I have been doing research into graduate programs and have noticed that some departments have a representation of their own PhD graduates as professors while others have an absence.

For example, a department I have looked at in a top university in Canada had a faculty completely composed of PhD graduates from top American schools, but none from its own.

I can see this as a signal of either two things -

  1. That the department may not want to be seen favouring its own candidates.
  2. That the department may not have as much faith in its own graduates as that from other schools.

I understand that this may differ from field to field.

But in general, what is the majority view-point on a department that has no representation of its own graduates on its faculty?

  • 19
    Many departments (like mine) explicitly forbid hiring its own PhDs, at least until they get tenure elsewhere or their advisors leave the department. I think this rule is very healthy.
    – JeffE
    Commented Mar 15, 2013 at 15:20
  • 2
    Not quite the same thing but related: One of the departments at my school will not accept its own Bachelors into its post grad program.
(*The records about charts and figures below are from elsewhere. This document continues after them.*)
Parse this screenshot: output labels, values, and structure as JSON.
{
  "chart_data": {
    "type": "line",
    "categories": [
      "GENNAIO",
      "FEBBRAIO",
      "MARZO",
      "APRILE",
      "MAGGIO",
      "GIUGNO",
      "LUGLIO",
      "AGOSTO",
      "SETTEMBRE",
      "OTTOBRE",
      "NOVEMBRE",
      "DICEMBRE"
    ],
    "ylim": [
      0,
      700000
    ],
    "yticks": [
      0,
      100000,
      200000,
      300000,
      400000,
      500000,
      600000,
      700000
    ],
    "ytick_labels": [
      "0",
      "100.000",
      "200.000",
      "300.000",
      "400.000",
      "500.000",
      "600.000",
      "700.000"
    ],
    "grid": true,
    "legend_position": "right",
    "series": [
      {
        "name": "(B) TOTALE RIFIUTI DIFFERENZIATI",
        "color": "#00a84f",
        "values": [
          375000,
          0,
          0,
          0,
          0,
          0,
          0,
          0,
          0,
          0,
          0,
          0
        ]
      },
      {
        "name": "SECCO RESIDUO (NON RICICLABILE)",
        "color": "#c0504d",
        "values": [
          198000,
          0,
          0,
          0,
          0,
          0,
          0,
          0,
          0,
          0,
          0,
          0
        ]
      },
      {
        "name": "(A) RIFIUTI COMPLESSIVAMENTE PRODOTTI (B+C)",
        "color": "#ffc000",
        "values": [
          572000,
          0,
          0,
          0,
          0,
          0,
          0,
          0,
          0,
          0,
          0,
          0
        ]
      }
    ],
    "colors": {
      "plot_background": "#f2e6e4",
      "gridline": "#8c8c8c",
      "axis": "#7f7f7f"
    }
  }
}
It is not a matter of favoritism, or lack of confidence. It is a tool to ensure the diversity of the students in the program, as well as ensure the individual student has experienced a wider range of views.
    – Mr.Mindor
    Commented Mar 15, 2013 at 15:56
  • I don't know many universities who hire their own graduates in economics except MIT. Harvard almost never hires their own PhDs, neither does Penn.
    – Hedge Fund
    Commented Dec 19, 2013 at 0:24
  • academia.stackexchange.com/questions/8618/…
    – user137843
    Commented Mar 30, 2021 at 6:17

4 Answers 4


It's common in computer science for a university to have few if any of its own graduates as faculty, and should not be taken as a bad sign by itself. This low representation is for two main reasons:

  1. The best five or ten universities in the United States produce a disproportionately large number of strong academic candidates. In practice universities that have research departments at all (let alone the exceptionally strong ones) tend to be filled with professors with Ph.D.s from the elite few.

  2. Going somewhere else leads to cross-fertilization of academic thought. Presumably after 5+ years of graduate school one has spent a lot of time learning from the expertise available in their department. Going somewhere else allows a professor to transfer her knowledge to a different group of researchers, and to get fresh insight from them in return.
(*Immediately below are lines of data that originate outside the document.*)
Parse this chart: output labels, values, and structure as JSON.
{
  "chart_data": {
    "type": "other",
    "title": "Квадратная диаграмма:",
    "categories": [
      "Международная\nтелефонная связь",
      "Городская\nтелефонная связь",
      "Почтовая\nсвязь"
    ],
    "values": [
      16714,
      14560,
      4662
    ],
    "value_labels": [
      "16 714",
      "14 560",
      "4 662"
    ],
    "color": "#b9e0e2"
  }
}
Partly, it depends on the size of the department. In a small or even medium-sized department, it means nothing. I wouldn't read anything into it until the department reaches a size where it has five or more graduates of a single school on the faculty (if they have no more than a few from any given place, then random fluctuations could easily push the number to zero). If they have hired five or ten from another school but none of their own, then it's clear they have a preference for that school. It's sensible to set up some barriers to hiring your own graduates, so a modest preference for other schools is actually a good sign. If it gets extreme, it's may be because they think the other school's students are genuinely stronger.

However, I wouldn't worry about this too much. Even if you run across an unambiguous case, it's hard to know what to make of it. Sometimes a department has an incredibly strong research group in a certain area but hires none of their own graduates because they simply don't need any more professors in this area. In that case the lack of hiring is no reflection on the graduates from this group.


No, will be my short answer.

This is a matter of "culture". In my Alma Mater in the US, the department did not hire its graduates as faculty. It was perfectly normal. Where I now work, in Europe, the opposite was the norm; it was unusual to recruit faculty from elsewhere. This has, however, changed and I think we have a healthy mix now. To a large extent this has to do with mobility, in the one case mobility is the norm, in the other it is not. You stay where you were born to some extent.

So the No means that in some fields and countries it is perfectly natural not to recruit from your "own ranks".

A follow up question to this might be what the benefits of internal vs. external recruitment might be. I am sure this differs substantially.


It almost never happens in Finance and Economics, well, except at Harvard, MIT and U of Chicago. This is mostly because there are more people graduating than there are tenure track jobs and people usually wind up upto 50-75 ranks below where they graduate. The top 10 schools graduate enough students to fill the positions in the top 50 schools and so on. Sometimes you hear of some stellar people who move up because they have done great work and are very visible but the general traffic is downwards.

  • 1
    In economics, the lower half of the distribution of Harvard graduates go teaching in liberal art colleges, and publish nothing. From that perspective, a top Ph.D. graduate of say Northwestern or Penn State is better than a mediocre Harvard graduate.
    – StasK
    Commented Apr 8, 2013 at 4:31
  • @StasK Yeah, you're right. There is still a huge supply of tenure track candidates from top schools but not as large as I'd indicated since, as you correctly pointed out, a lot from the bottom half go into teaching.